Eigene Stellung nehmen sodann ein die kulturkritischen und polemischen Ausführungen über das sogenannte moderne Ausstellungswesen in seiner gelegentlichen Übersteigerung der Quantitäten und museumspädagogischen Fragwürdigkeit (S. 301ff.), der Gestaltung von Phantasieprodukten mangels echter Exponate (S. 318ff.), der Zeitaltervorstellungen von Mittelalter als Konstrukten und Wunschbildern (S. 328). Ebenso bedeutsam ist die Auswahl von Beispielen für die Deformierung des Lehensrechtes in Schulbüchern mit den von Verlagen - und Studienräten - hingenommenen und in den Klassen dilettantisch traktierten Anomalien (S. 343-352). Berührt wird hier nicht zuletzt die Unfähigkeit der adäquaten Erfassung wesentlicher Aspekte der Mittelalterforschung bis hin zu ideologischer Verranntheit.

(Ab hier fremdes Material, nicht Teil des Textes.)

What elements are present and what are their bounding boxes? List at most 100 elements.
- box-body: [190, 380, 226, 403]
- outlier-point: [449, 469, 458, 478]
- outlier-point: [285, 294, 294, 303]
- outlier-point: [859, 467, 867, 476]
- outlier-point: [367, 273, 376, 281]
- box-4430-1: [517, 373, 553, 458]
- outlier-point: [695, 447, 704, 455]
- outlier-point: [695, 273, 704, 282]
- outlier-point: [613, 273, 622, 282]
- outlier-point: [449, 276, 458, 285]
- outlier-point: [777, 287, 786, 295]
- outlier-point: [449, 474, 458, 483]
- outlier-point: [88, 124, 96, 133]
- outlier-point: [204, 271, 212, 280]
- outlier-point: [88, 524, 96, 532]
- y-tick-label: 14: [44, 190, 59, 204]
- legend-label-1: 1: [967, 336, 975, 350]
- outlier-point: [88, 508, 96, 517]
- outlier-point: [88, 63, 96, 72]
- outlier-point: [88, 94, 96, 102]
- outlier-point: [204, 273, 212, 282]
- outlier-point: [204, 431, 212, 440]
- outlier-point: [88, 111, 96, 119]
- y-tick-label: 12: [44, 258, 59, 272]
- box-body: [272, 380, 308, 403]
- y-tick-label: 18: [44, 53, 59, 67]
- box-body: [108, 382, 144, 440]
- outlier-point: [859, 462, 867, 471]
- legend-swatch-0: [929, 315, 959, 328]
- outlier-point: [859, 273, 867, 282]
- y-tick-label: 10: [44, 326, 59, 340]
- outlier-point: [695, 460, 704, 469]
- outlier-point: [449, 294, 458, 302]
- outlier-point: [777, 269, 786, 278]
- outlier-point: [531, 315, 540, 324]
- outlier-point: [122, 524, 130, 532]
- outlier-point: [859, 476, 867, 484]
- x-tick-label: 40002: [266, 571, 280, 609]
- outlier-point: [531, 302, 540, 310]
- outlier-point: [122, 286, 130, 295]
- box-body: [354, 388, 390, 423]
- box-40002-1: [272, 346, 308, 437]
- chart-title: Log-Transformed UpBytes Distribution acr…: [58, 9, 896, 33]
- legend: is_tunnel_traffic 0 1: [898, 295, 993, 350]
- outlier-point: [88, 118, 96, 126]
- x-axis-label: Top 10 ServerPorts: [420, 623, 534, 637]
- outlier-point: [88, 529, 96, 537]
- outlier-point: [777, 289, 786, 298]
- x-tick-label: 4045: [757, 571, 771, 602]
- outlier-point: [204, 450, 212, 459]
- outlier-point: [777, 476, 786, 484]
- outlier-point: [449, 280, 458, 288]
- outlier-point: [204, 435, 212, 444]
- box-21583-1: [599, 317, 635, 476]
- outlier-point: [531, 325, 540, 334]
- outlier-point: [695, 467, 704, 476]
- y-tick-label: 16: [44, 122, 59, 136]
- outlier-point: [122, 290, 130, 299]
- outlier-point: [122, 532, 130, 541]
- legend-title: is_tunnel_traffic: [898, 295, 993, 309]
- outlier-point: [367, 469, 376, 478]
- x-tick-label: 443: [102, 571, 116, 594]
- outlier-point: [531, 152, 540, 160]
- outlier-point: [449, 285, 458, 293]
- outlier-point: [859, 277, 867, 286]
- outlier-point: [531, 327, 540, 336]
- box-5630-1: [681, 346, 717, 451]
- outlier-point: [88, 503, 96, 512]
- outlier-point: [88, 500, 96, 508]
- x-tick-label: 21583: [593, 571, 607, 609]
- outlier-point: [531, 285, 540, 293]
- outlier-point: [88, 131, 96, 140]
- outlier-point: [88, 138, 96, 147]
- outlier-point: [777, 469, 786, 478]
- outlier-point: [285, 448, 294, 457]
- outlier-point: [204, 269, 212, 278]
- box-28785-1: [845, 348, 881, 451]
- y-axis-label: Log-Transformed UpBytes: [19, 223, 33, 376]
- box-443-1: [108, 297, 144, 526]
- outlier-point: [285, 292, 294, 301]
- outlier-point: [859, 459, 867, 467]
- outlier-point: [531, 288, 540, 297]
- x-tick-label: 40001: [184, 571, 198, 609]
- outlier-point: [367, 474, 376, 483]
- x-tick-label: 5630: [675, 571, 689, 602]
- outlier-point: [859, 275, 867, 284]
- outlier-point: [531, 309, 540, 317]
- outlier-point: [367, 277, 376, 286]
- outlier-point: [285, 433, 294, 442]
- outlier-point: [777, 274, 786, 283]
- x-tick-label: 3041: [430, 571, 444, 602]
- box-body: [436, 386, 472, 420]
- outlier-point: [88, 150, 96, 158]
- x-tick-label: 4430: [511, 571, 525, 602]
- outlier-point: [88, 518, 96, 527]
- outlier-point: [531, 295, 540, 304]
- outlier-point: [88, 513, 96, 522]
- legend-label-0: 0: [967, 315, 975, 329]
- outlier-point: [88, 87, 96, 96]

Auf gleicher Linie liegt die museumspathologische Umgestaltung der Berlin–Karlshorster Erinnerungsstätte an die Sowjetarmee (S. 353ff.) mit Imitaten und Fotographien als Personenersatz. - An den Schluß des Bandes stellte man vier Abhandlungen über die Geschichtssicht des historienbeflissenen Bürgertums, wie sie sich in Denkmälern manifestiert (S. 359-373), zugleich ein Exempel für gesellschaftliche Mentalitäten im 19. Jahrhundert. Für Germanisten lesenswert sind die Analysen des mittelalterlichen Rechts in Kleists Kohlhaasnovelle (S. 374-373), denen farbenfrohe Hinweise auf Dichtungen und wissenschaftliche Kontroversen im Blick auf Ghibellinen und Welfen folgen (S. 397-431) in Verbindung mit dem Aufweis der meinungsbildenden Kraft der Historiendramen am Beispiel von Eichendorffs Hinwendung zur Marienburg (S. 414-437). Reizvoll ist die feinfühlige Ironie in den zuletzt genannten Teilen. - Das Verzeichnis der von Boockmann betreuten 24 Dissertationen und ein Schriftenverzeichnis (S. 444-464), ein Register und 25 Abbildungen beschließen das Werk.

 

Wiesbaden                                                                                                     Alois Gerlich.